Immigration critic: US Attorney-General Jeff Sessions has an obsession about “national sovereignty”

The United States Supreme Court agreed to hear the Justice Department’s appeal in Microsoft Corp v United States yesterday. The question before the court: are search warrants issued by American courts valid abroad?

In 2013, Microsoft refused to turn information from a customer’s e-mail account over to law enforcement pursuant to a warrant in a narcotics investigation. The information, Microsoft noted, was stored on a server in Ireland. Ireland, as you may have learnt in elementary school, is neither one of the 50 states nor a US territory. It is a sovereign state with its own laws. US search warrants carry no weight there.

A three-judge panel of the US Court of Appeals for the Second Circuit sided with Microsoft, and the full court denied the Government’s request for a rehearing. Apparently they learnt geography as youngsters, too.

US Attorney-General Jeff Sessions, maybe not so much. But he does seem to have a perpetual burr under his fur about “national sovereignty”. Sessions is on record criticising both “illegal immigration” — under the US Constitution there is no such thing — and the Trans-Pacific Partnership trade agreement as attacks on US sovereignty. So why is the Justice Department he leads seeking a declaration from the US Supreme Court that US search warrants override the sovereignty of Ireland?
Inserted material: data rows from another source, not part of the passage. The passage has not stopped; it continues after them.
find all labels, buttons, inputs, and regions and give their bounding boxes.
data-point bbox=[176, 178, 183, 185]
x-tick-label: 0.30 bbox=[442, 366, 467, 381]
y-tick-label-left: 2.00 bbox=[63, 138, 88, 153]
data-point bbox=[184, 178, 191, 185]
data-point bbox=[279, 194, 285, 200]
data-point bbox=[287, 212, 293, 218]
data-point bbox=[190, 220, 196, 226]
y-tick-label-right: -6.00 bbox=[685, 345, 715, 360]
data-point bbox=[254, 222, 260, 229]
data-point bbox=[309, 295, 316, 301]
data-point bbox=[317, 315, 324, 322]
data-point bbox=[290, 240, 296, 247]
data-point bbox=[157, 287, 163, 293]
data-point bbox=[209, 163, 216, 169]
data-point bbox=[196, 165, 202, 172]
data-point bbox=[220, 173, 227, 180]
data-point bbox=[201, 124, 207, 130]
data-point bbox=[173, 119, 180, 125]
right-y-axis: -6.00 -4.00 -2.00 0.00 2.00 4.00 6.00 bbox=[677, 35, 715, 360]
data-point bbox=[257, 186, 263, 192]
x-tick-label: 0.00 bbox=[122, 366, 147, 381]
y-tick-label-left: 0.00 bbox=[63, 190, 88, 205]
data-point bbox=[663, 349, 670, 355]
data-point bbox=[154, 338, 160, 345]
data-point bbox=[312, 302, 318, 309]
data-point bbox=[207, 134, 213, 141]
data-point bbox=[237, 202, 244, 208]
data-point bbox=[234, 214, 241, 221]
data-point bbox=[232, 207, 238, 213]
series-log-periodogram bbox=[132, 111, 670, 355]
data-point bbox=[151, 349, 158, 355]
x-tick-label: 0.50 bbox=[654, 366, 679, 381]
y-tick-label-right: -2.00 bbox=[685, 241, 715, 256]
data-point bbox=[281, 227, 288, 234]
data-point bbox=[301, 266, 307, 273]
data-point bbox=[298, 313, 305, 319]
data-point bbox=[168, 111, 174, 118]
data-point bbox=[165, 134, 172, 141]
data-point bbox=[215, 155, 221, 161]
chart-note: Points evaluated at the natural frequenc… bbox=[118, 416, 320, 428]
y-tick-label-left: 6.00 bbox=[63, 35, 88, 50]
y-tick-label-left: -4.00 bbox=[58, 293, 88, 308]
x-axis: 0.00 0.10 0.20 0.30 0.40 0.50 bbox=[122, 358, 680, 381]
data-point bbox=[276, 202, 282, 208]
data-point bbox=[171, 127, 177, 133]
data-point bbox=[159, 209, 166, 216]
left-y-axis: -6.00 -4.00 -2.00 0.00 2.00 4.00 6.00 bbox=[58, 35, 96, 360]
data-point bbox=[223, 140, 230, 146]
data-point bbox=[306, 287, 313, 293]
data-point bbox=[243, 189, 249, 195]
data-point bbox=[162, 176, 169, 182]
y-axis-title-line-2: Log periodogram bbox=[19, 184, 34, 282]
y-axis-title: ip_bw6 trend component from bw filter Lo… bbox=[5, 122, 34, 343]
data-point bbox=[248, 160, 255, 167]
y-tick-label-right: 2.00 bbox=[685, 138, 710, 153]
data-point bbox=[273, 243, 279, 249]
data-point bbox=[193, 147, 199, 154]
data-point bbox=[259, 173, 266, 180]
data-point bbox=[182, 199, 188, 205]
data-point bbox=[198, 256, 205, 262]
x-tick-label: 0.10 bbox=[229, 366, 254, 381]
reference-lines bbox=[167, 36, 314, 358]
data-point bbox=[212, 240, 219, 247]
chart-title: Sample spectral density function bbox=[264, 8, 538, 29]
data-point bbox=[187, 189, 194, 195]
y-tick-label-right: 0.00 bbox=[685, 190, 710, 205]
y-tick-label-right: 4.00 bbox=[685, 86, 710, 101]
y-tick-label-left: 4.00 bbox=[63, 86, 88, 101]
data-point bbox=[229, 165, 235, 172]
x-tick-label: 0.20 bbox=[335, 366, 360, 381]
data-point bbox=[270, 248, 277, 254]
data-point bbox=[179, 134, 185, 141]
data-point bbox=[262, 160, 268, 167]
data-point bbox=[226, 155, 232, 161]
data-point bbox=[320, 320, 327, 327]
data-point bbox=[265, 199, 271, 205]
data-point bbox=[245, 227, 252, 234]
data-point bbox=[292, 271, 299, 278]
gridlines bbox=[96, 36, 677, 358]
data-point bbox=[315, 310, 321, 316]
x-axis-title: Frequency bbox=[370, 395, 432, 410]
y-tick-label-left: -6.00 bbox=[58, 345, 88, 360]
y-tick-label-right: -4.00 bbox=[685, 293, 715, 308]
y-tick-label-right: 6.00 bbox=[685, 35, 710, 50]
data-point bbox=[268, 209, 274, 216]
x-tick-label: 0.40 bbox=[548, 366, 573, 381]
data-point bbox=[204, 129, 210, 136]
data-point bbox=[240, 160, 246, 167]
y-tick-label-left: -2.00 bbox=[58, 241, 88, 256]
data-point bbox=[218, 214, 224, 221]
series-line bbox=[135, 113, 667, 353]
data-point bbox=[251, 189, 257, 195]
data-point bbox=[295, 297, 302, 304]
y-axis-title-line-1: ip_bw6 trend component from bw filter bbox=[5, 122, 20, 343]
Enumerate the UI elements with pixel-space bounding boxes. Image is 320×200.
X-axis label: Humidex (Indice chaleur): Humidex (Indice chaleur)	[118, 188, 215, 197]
American exceptionalism much?

Hopefully, the court will uphold the Second Circuit’s decision and make it clear to Sessions that the whole border/sovereignty thing goes in both directions.

But the tech sector and individuals who value their privacy should not just sit still and hope for the best. What we need is the continued erosion of “national” borders and the perfection of individual borders that are, as a practical workaday matter, mostly impenetrable to people such as Sessions. While the former may take some time yet, the latter are already partially available, and the unavailable part represents opportunity for reasonably entrepreneurial “sovereign states”.

The available part, as you may guess, consists of strong encryption. The sooner Microsoft and other e-mail and data storage providers implement well-crafted, end-to-end encryption for their users — encryption the providers do not hold the keys to — the sooner the data in question will become useless to the Jeff Sessionses of the world. “Oh, you have a warrant? OK, fine, here’s what you asked for. Good luck reading it.”

The unavailable part consists of — hopefully more than one — “data haven” states: countries whose governments are willing to write strong data privacy and freedom protections into their laws, believably commit to sticking with those protections, then stand back and watch as Microsoft, Google, Facebook, et al, build huge data centres and perhaps even decide to redomicile themselves while presumably paying lots and lots of taxes in both cases.

Sometimes the Supreme Court gets things right, but it is definitely an imperfect and untrustworthy vessel to entrust with the protection of our privacy and our rights. Better to take those rights into our own hands with encryption, and decentralise their protection across friendly sovereignties.